Thursday, July 21, 2011

A More Perfect Heaven by Dava Sobel

Author Dava Sobel, known for her best selling books Longitude, Galileo's Daughter and The Planets, has written a book about Copernicus. This book chronicles the times and publication of Nicolaus Copernicus' theories regarding the motions of our planets and their relationship to our sun. Sobel describes the life Copernicus led until meeting Georg Joachim Rheticus, a young mathematician who urged the reluctant Copernicus to publish his work.
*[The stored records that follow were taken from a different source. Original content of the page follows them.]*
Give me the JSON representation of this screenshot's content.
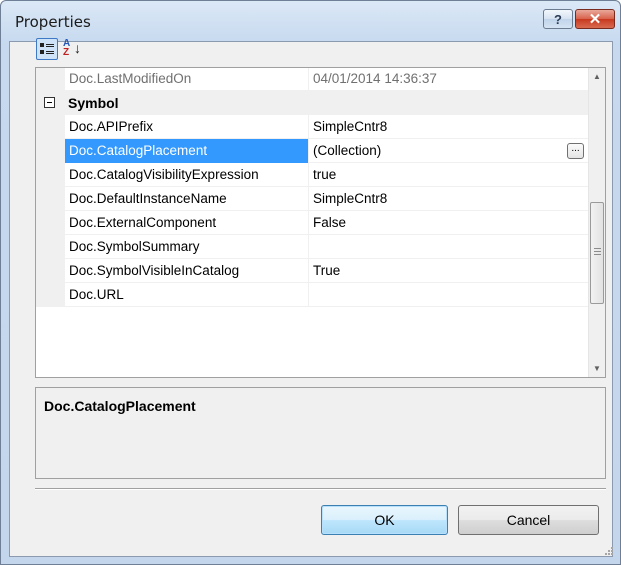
{
  "window": {
    "title": "Properties",
    "help_label": "?",
    "close_label": "✕"
  },
  "toolbar": {
    "alpha_top": "A",
    "alpha_bottom": "Z",
    "alpha_arrow": "↓"
  },
  "grid": {
    "rows": [
      {
        "kind": "property",
        "name": "Doc.LastModifiedOn",
        "value": "04/01/2014 14:36:37",
        "readonly": true
      },
      {
        "kind": "category",
        "name": "Symbol"
      },
      {
        "kind": "property",
        "name": "Doc.APIPrefix",
        "value": "SimpleCntr8"
      },
      {
        "kind": "property",
        "name": "Doc.CatalogPlacement",
        "value": "(Collection)",
        "selected": true
      },
      {
        "kind": "property",
        "name": "Doc.CatalogVisibilityExpression",
        "value": "true"
      },
      {
        "kind": "property",
        "name": "Doc.DefaultInstanceName",
        "value": "SimpleCntr8"
      },
      {
        "kind": "property",
        "name": "Doc.ExternalComponent",
        "value": "False"
      },
      {
        "kind": "property",
        "name": "Doc.SymbolSummary",
        "value": ""
      },
      {
        "kind": "property",
        "name": "Doc.SymbolVisibleInCatalog",
        "value": "True"
      },
      {
        "kind": "property",
        "name": "Doc.URL",
        "value": ""
      }
    ],
    "ellipsis_label": "...",
    "scroll_up": "▲",
    "scroll_down": "▼"
  },
  "description": {
    "title": "Doc.CatalogPlacement"
  },
  "buttons": {
    "ok": "OK",
    "cancel": "Cancel"
  },
  "colors": {
    "selection": "#3399ff",
    "accent_border": "#3c7fb1",
    "close_red": "#c8391f"
  }
}
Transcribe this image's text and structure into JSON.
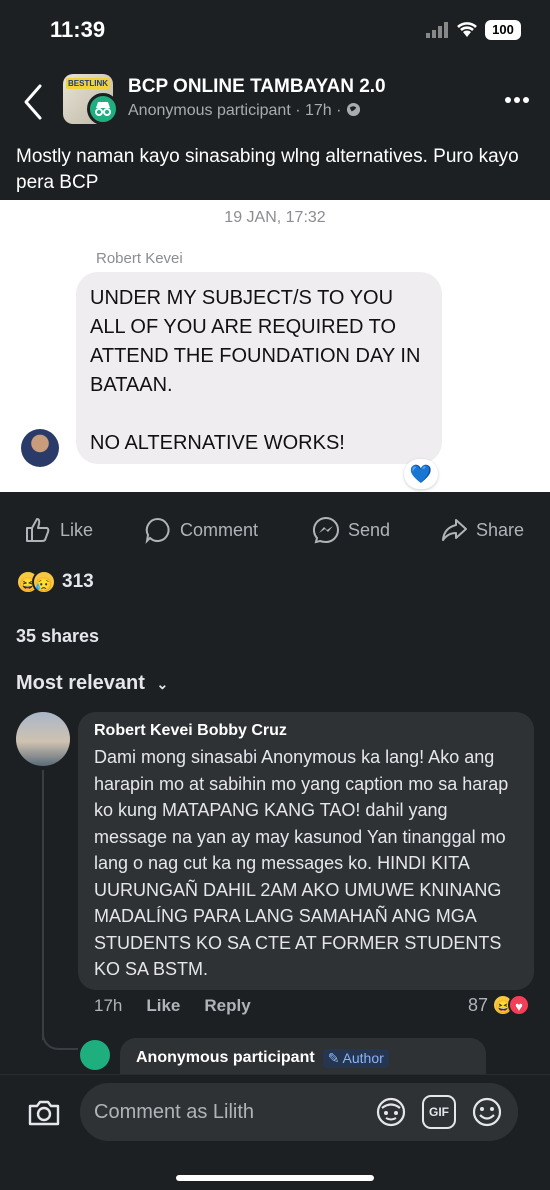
{
  "status_bar": {
    "time": "11:39",
    "battery": "100"
  },
  "header": {
    "group_name": "BCP ONLINE TAMBAYAN 2.0",
    "avatar_tag": "BESTLINK",
    "poster": "Anonymous participant",
    "time_ago": "17h",
    "visibility_icon": "globe-icon"
  },
  "post": {
    "text": "Mostly naman kayo sinasabing wlng alternatives. Puro kayo pera BCP"
  },
  "screenshot": {
    "date": "19 JAN, 17:32",
    "sender": "Robert Kevei",
    "message": "UNDER MY SUBJECT/S TO YOU ALL OF YOU ARE REQUIRED TO ATTEND THE FOUNDATION DAY IN BATAAN.\n\nNO ALTERNATIVE WORKS!",
    "reaction": "💙"
  },
  "actions": {
    "like": "Like",
    "comment": "Comment",
    "send": "Send",
    "share": "Share"
  },
  "stats": {
    "reaction_count": "313",
    "shares": "35 shares"
  },
  "sort_label": "Most relevant",
  "comment": {
    "author": "Robert Kevei Bobby Cruz",
    "text": "Dami mong sinasabi Anonymous ka lang! Ako ang harapin mo at sabihin mo yang caption mo sa harap ko kung MATAPANG KANG TAO! dahil yang message na yan ay may kasunod Yan tinanggal mo lang o nag cut ka ng messages ko. HINDI KITA UURUNGAÑ DAHIL 2AM AKO UMUWE KNINANG MADALÍNG PARA LANG SAMAHAÑ ANG MGA STUDENTS KO SA CTE AT FORMER STUDENTS KO SA BSTM.",
    "time": "17h",
    "like": "Like",
    "reply": "Reply",
    "reaction_count": "87"
  },
  "reply": {
    "author": "Anonymous participant",
    "badge": "Author"
  },
  "composer": {
    "placeholder": "Comment as Lilith",
    "gif": "GIF"
  },
  "colors": {
    "background": "#1d2023",
    "bubble": "#2f3235",
    "anon_green": "#1fae7e",
    "heart_blue": "#1e6fd9"
  }
}
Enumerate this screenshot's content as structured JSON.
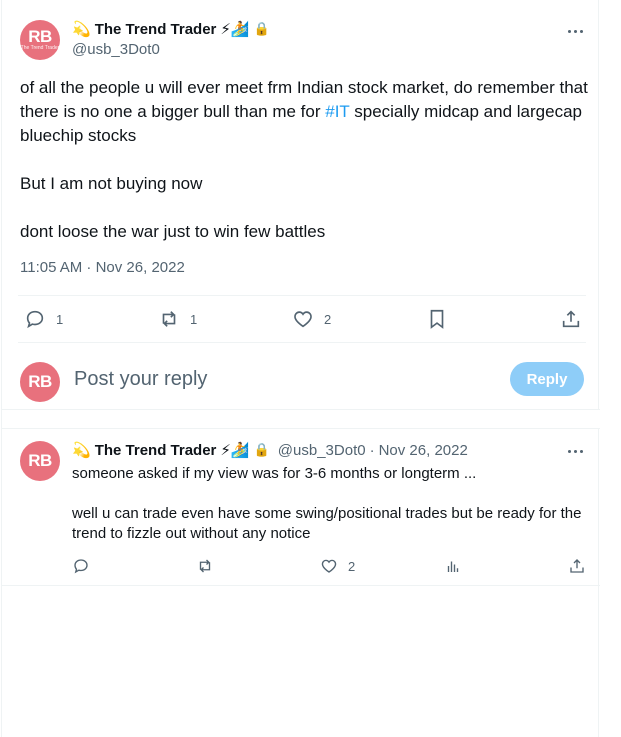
{
  "main_post": {
    "avatar_text": "RB",
    "avatar_subtext": "The Trend Trader",
    "name": "The Trend Trader",
    "emojis_before": "💫",
    "emojis_after": "⚡🏄",
    "lock_icon": "🔒",
    "handle": "@usb_3Dot0",
    "body_line1": "of all the people u will ever meet frm Indian stock market, do remember that there is no one a bigger bull than me for ",
    "hashtag": "#IT",
    "body_line1_end": " specially midcap and largecap bluechip stocks",
    "body_line2": "But I am not buying now",
    "body_line3": "dont loose the war just to win few battles",
    "timestamp": "11:05 AM · Nov 26, 2022",
    "actions": {
      "reply_count": "1",
      "repost_count": "1",
      "like_count": "2"
    }
  },
  "reply_composer": {
    "avatar_text": "RB",
    "placeholder": "Post your reply",
    "button_label": "Reply"
  },
  "reply_post": {
    "avatar_text": "RB",
    "name": "The Trend Trader",
    "emojis_before": "💫",
    "emojis_after": "⚡🏄",
    "lock_icon": "🔒",
    "handle": "@usb_3Dot0",
    "separator": "·",
    "date": "Nov 26, 2022",
    "line1": "someone asked if my view was for 3-6 months or longterm ...",
    "line2": "well u can trade even have some swing/positional trades but be ready for the trend to fizzle out without any notice",
    "like_count": "2"
  },
  "colors": {
    "accent": "#1d9bf0",
    "muted": "#536471",
    "avatar_bg": "#e8717d",
    "reply_button_bg": "#8ecdf8"
  }
}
The social, political and religious climate of the time is described. Then Sobel inserts a second part in the form of a short play which imaginatively deals with Copernicus and Rheticus, their first encounter and some of their subsequent work together. The third section of the book picks up where the play ends, telling about the publication and contoversial reception of Copernicus' heliocentric theory. Sobel's book is coming out in the fall, accompanied by an ambitious marketing campaign worthy of such an established author. It will be interesting to see if the book reaches the same popularity of her earlier books. It's been awhile since I've read Longitude and Galileo's Daughter. My memory may have faded. However, I don't believe I found them to be as dry, lacking in energy and momentum as this upcoming release. Copernicus doesn't come alive except in the somewhat awkwardly placed, Shakespearean-feeling play section. Perhaps some of the lack of the more dynamic elements found in Sobel's previous books is due to the fact that Copernicus was a rarther withdrawn person, quietly working alone for years on his studies while conscientiously performing his church and medical duties. Copernicus died just as his work On the Revolutions of the Celestial Spheres was published, withdrawing him from the active stage of the controversies which followed, embroiling Tycho Brahe, Johannes Kepler and Galileo in the ridicule and censure Copernicus feared for himself.